Project: datalens
81 entity types
Matrix/Data Model/discovery.py service
DataEntityData Model

discovery.py service

The Data Discovery feature contains the discovery.py service. The discovery.py service uses the TableIndex for semantic table matching. The Discovery Service processes Danish questions for entity extraction, table ranking, and join detection. The Discovery Service uses a 4-factor relevance score to rank tables by matching criteria. The Discovery Service applies the Known keys join strategy to discover joins with 95% confidence. The Discovery Service applies the ID matching join strategy for join discovery with 85% confidence. The Discovery Service applies the Value overlap join strategy to identify joins by data overlap with 75% confidence. The Discovery Service implements the Schema consolidation mechanism to improve query success rate. DiscoveryService uses Table to represent database tables with metadata in consolidation recommendations. DiscoveryService uses JoinPath to represent joins between database tables for consolidation. DiscoveryService produces ConsolidationRecommendation to suggest table consolidations for questions.
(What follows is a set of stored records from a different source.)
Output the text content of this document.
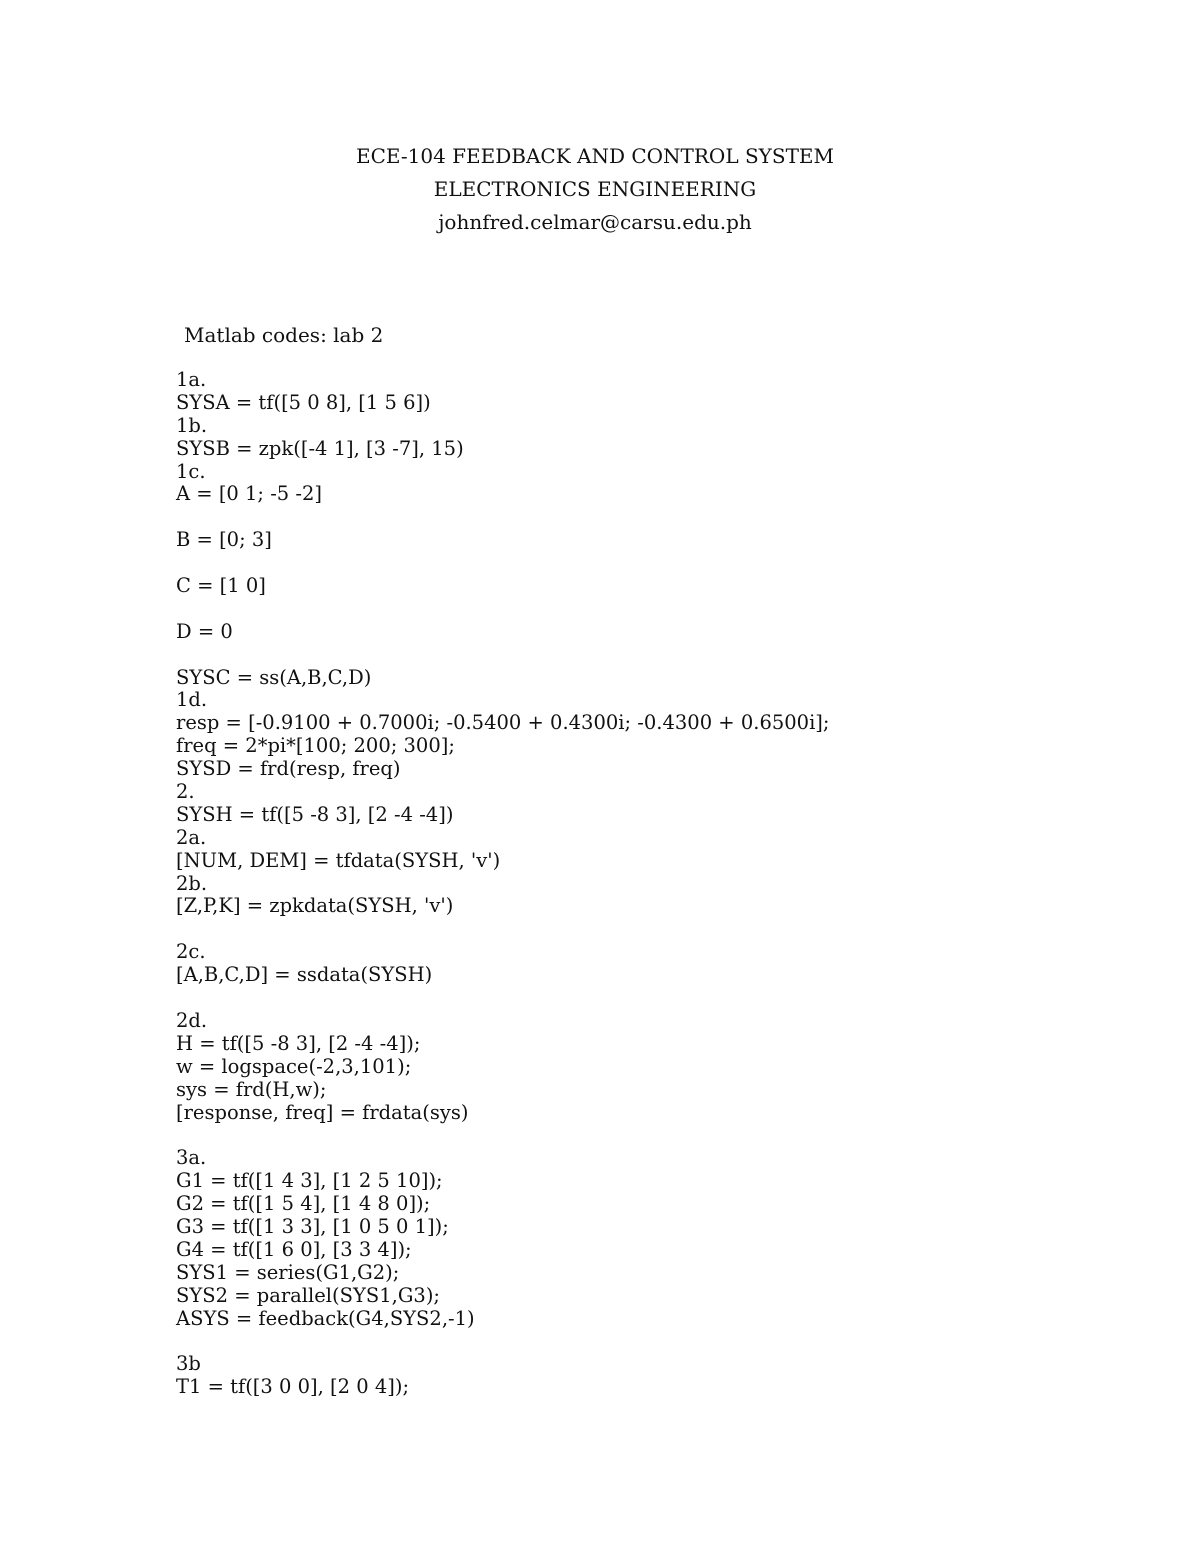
ECE-104 FEEDBACK AND CONTROL SYSTEM
ELECTRONICS ENGINEERING
johnfred.celmar@carsu.edu.ph
Matlab codes: lab 2
1a.
SYSA = tf([5 0 8], [1 5 6])
1b.
SYSB = zpk([-4 1], [3 -7], 15)
1c.
A = [0 1; -5 -2]
B = [0; 3]
C = [1 0]
D = 0
SYSC = ss(A,B,C,D)
1d.
resp = [-0.9100 + 0.7000i; -0.5400 + 0.4300i; -0.4300 + 0.6500i];
freq = 2*pi*[100; 200; 300];
SYSD = frd(resp, freq)
2.
SYSH = tf([5 -8 3], [2 -4 -4])
2a.
[NUM, DEM] = tfdata(SYSH, 'v')
2b.
[Z,P,K] = zpkdata(SYSH, 'v')
2c.
[A,B,C,D] = ssdata(SYSH)
2d.
H = tf([5 -8 3], [2 -4 -4]);
w = logspace(-2,3,101);
sys = frd(H,w);
[response, freq] = frdata(sys)
3a.
G1 = tf([1 4 3], [1 2 5 10]);
G2 = tf([1 5 4], [1 4 8 0]);
G3 = tf([1 3 3], [1 0 5 0 1]);
G4 = tf([1 6 0], [3 3 4]);
SYS1 = series(G1,G2);
SYS2 = parallel(SYS1,G3);
ASYS = feedback(G4,SYS2,-1)
3b
T1 = tf([3 0 0], [2 0 4]);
FilePrioritizer uses DiscoveryService outputs to prioritize project files relevant to analytical questions. The discovery.py service implements semantic table matching through TableIndex. The Data Discovery Feature includes the Backend discovery service which performs entity extraction, table ranking, and join discovery. The Discovery Service uses Qwen3 LLM for table selection in the intelligent table discovery process. The Discovery Service passes unified schemas to Arctic LLM for SQL generation after table consolidation. The Data Discovery Feature includes the Backend discovery service which performs entity extraction, table ranking, and join discovery. The Discovery Service uses Qwen3 LLM for table selection in the intelligent table discovery process. The Discovery Service passes unified schemas to Arctic LLM for SQL generation after table consolidation.